The Portabella mushrooms are much larger then white or cremini mushrooms. The caps are open and flat and can measure up to 6-inches in diameter. You can see that underneath, the gills are exposed which means that some of the mushrooms moisture has evaporated, the reduced moisture concentrates and enriches the flavor of the mushroom and creates a dense, meaty texture. This is why often times you will see people use Portabella mushrooms being used as a meat substitute. They are great on the grill and make a delicious burger or vegetarian alternative for steak. Even meat lovers enjoy their hearty texture!
The stems tend to be tough and woody, so most often they are removed but be sure not to toss them because they are great tossed into soups and stocks.
Now lets chat about a couple of the more common wild mushrooms.
The Shitake mushroom is one of my personal favorite wild mushrooms. They are expensive (but all wild mushrooms tend to be a bit pricey). They have tan to dark brown umbrella like caps, a meaty texture and a very distinctive smokey flavor.
Unlike the cultivated mushrooms the shiitake mushroom is best when it is cooked. The stems are too tough to eat so be sure you remove them before cooking with your shitake.
Often times you will see shitake mushrooms sold dried. If thats the case you can reconstitute them by simply pouring some hot water over the mushrooms and soaking for about 15 minutes. They will become soft and supple and ready to go, just be sure to reserve the soaking liquid as well because it is now full of flavor and can happily be tossed into whatever dish you are making with your shitake mushrooms.

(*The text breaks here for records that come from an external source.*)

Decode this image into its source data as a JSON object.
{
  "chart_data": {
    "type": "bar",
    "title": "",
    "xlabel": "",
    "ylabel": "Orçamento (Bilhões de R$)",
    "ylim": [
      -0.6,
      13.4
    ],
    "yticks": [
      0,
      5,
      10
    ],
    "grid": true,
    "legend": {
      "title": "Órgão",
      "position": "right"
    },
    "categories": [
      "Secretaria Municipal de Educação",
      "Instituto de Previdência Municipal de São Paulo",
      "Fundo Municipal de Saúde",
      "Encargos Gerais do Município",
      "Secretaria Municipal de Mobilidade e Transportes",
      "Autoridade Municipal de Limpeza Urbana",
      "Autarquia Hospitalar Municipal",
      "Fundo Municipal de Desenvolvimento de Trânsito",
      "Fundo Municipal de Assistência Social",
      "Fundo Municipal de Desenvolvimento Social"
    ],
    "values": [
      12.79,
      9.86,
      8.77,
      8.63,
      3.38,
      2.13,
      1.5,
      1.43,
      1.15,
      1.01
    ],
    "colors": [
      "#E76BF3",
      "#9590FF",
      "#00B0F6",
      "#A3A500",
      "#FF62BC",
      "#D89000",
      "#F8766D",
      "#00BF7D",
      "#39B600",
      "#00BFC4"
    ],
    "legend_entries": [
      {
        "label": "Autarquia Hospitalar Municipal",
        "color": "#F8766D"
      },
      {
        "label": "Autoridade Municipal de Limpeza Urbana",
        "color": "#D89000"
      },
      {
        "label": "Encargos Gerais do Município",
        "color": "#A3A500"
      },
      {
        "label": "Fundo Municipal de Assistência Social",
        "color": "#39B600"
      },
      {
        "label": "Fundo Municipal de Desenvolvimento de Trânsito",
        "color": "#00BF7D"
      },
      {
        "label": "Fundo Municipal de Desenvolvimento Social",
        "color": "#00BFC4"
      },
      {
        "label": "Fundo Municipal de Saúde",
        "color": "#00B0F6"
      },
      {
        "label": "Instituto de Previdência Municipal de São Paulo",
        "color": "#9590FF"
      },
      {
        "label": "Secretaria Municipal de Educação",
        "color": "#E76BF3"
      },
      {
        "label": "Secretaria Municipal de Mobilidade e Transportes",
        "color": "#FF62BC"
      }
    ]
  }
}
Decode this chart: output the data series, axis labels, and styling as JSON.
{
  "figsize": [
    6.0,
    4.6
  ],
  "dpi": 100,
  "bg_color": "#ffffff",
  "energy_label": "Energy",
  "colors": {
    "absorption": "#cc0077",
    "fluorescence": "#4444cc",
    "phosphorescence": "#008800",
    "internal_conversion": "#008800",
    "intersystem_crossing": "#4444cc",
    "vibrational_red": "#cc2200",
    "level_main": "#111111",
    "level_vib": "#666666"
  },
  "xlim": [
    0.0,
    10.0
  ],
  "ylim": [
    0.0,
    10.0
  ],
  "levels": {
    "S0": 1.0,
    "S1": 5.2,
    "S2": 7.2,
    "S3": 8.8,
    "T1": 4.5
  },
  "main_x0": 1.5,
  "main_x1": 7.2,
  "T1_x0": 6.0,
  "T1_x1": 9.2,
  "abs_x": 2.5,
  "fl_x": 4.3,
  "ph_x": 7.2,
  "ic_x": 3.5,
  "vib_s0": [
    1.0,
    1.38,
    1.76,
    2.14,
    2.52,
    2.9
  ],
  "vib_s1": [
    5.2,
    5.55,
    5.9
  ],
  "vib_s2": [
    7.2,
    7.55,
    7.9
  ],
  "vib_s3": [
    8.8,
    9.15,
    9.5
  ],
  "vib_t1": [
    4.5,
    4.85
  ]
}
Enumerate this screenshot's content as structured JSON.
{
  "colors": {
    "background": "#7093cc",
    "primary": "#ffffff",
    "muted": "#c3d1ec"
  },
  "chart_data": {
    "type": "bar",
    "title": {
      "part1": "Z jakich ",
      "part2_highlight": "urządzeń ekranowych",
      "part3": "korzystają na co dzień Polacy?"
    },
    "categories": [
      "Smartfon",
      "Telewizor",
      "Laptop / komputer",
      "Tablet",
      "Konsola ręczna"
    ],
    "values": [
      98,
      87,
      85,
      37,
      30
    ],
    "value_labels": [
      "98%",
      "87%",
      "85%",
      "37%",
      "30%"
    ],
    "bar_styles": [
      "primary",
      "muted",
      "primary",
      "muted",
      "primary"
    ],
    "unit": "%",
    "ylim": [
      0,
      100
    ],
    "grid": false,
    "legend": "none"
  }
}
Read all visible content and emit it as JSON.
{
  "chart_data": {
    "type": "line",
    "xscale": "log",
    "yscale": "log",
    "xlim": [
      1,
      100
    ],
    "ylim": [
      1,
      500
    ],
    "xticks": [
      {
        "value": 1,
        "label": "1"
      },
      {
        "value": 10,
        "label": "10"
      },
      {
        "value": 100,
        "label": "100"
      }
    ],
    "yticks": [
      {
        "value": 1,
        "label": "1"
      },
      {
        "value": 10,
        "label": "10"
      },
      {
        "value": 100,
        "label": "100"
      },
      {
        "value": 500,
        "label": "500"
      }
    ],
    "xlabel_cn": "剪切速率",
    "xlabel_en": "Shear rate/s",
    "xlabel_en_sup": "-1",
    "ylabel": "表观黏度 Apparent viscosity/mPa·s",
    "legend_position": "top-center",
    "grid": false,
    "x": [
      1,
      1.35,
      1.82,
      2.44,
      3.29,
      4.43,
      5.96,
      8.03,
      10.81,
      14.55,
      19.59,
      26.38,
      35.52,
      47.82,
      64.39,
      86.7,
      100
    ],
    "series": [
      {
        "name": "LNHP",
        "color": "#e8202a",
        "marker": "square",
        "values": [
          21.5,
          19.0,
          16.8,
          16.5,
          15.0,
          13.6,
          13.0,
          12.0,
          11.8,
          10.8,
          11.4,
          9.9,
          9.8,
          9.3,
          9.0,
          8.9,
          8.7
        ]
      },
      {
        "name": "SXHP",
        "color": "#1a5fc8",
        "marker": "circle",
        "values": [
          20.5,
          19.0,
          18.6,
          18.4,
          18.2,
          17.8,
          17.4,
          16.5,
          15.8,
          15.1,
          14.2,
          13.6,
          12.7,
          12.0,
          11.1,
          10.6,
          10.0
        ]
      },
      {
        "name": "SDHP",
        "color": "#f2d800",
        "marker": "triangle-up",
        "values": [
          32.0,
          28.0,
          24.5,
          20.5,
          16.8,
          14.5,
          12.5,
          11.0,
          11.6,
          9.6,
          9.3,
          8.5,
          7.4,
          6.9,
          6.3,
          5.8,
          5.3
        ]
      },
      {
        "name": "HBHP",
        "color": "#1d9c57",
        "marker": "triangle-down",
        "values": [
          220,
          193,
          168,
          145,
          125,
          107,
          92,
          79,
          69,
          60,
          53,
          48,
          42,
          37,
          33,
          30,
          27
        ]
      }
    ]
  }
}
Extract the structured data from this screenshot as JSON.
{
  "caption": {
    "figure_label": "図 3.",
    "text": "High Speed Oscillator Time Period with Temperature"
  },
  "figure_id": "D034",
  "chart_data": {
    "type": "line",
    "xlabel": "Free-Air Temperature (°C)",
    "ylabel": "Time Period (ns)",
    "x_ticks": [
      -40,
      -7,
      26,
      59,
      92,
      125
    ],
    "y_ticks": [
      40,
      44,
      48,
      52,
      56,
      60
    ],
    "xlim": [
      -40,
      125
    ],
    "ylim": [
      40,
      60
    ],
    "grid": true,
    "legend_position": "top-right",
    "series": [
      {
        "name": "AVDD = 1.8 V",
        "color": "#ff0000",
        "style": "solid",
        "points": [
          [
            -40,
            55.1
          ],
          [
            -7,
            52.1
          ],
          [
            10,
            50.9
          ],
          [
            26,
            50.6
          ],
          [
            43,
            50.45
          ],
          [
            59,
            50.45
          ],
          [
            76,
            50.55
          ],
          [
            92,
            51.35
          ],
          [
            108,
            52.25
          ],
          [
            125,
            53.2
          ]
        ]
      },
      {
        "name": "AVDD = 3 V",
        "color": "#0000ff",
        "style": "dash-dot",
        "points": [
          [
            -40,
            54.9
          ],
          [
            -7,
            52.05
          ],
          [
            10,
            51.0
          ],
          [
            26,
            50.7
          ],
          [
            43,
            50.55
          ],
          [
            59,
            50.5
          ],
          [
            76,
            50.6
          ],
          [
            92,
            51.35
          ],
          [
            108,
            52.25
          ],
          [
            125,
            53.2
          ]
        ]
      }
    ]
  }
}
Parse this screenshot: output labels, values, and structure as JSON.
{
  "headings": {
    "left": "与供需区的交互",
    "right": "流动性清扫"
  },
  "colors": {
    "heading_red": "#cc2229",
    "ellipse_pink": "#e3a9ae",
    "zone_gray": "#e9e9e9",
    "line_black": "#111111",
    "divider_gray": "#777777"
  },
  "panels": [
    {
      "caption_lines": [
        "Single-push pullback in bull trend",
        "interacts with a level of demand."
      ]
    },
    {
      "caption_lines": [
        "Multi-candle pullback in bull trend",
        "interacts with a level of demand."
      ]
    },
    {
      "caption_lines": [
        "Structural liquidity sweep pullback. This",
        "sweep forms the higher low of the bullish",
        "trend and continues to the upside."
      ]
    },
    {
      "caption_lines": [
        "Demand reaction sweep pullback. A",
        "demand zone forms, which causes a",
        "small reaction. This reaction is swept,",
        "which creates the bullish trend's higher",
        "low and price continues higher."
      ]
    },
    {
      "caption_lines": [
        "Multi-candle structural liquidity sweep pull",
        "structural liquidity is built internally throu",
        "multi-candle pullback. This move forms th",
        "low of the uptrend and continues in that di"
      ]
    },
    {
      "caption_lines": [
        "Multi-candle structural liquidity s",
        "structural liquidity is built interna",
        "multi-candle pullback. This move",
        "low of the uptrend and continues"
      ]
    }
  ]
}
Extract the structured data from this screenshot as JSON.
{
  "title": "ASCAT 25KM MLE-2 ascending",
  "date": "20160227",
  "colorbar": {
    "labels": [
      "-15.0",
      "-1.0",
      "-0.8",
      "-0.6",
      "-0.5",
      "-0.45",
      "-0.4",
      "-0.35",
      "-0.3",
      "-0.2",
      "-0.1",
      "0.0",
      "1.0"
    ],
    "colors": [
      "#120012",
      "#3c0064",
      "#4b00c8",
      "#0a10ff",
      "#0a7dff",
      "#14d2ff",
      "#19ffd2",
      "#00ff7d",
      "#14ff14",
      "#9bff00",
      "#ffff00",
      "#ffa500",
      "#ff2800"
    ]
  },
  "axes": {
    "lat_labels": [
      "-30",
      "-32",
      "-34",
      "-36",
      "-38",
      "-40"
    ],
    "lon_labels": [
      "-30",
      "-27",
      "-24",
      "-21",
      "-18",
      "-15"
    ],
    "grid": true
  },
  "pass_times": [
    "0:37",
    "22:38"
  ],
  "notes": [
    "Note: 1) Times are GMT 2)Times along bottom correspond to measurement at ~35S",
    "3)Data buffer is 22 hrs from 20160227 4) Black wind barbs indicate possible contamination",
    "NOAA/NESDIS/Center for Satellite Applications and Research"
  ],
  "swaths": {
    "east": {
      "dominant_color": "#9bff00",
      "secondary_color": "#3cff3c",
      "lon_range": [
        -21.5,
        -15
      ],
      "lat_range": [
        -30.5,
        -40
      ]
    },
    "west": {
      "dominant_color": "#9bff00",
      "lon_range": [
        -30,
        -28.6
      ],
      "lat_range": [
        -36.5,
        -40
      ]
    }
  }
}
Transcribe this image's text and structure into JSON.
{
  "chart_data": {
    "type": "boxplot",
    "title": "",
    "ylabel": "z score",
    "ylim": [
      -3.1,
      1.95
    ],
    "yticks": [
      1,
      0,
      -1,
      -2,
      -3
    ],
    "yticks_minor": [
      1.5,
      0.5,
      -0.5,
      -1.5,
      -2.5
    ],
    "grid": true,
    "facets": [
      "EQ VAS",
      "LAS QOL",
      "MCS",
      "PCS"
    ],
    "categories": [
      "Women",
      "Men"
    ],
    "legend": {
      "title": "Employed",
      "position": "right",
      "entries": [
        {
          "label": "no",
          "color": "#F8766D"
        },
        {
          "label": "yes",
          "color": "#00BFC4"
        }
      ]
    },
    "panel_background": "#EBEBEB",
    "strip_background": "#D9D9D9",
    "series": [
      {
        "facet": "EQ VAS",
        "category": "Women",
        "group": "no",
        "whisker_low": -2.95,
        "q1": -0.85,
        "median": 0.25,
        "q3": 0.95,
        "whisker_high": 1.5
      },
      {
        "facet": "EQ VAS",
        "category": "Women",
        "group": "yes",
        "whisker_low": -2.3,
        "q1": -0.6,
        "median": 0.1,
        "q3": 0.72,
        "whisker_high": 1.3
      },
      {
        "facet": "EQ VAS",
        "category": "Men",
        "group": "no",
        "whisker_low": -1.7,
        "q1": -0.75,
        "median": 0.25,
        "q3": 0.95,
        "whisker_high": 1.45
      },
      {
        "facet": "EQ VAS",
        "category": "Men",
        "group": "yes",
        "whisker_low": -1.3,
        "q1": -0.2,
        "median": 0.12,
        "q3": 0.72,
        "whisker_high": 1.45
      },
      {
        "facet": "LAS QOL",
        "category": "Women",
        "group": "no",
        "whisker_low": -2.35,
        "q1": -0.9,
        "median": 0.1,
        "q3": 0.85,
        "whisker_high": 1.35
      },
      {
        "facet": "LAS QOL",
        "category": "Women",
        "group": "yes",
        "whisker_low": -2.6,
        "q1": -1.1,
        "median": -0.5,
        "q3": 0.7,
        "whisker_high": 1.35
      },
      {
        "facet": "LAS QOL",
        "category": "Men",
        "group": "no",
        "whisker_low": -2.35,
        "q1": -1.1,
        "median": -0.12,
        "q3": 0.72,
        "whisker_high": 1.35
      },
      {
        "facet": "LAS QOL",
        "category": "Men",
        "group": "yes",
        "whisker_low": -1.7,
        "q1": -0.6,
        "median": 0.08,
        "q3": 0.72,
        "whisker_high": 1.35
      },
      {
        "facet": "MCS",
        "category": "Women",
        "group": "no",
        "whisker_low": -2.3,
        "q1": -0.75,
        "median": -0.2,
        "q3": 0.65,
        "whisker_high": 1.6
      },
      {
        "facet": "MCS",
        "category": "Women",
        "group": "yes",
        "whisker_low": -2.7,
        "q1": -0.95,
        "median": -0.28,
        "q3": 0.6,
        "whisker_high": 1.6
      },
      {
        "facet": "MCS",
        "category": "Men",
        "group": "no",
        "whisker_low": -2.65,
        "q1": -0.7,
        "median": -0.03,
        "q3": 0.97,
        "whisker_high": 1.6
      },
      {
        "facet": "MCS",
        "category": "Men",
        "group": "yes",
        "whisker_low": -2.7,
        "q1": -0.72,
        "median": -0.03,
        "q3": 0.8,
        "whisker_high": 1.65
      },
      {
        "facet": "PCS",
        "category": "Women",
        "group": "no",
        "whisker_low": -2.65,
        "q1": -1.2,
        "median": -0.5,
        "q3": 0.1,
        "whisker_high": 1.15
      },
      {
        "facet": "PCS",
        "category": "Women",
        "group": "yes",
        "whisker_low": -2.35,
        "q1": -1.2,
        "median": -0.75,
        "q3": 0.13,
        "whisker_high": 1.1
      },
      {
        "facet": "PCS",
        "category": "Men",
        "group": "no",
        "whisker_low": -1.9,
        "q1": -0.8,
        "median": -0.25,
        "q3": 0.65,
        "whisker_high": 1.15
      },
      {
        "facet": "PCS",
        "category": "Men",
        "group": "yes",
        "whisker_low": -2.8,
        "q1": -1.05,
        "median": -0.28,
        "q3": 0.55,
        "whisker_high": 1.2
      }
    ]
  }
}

Remember this: 3 ounces of dried mushrooms is equivalent to 1 lb. of fresh mushrooms.
Spring and autumn are the seasons when fresh shiitakes are most available. Choose plump mushrooms with edges that curl under. Avoid any with broken or shriveled caps. The versatile shiitake is suitable for almost any cooking method including sautéing, broiling and baking. Shiitake mushrooms are also called Chinese black mushrooms and forest mushrooms.
Another wild mushroom that I found at my grocery store is the Chanterelle. Chanterelle mushrooms are orange and gold in color. Some say they look like a tulip (I’m not so sure!).
The entire mushroom is edible but the stem tends to be a little more chewy then than the cap. They have a dense meaty texture and the flavor is nutty and fruity. This was my first time ever trying them and oh my! they were SO delicious.
Once you get mushrooms home, whether they are cultivated or wild, keep them in the refrigerator in either plastic or paper bags. If you prefer to use plastic bags, it might be a good idea to poke a few holes in it to allow some air to circulate.
Then when you are ready to use them, wipe them with a damp towel. Because mushrooms are so absorbent it’s best not to wash them under running water but if you must, be sure to use cold water, work quickly, and dry them off when you are done.
Then just trim them up and they are ready to go.
Mushrooms loved to be baked, broiled, grilled, sautéed and eaten raw! They are really very versatile.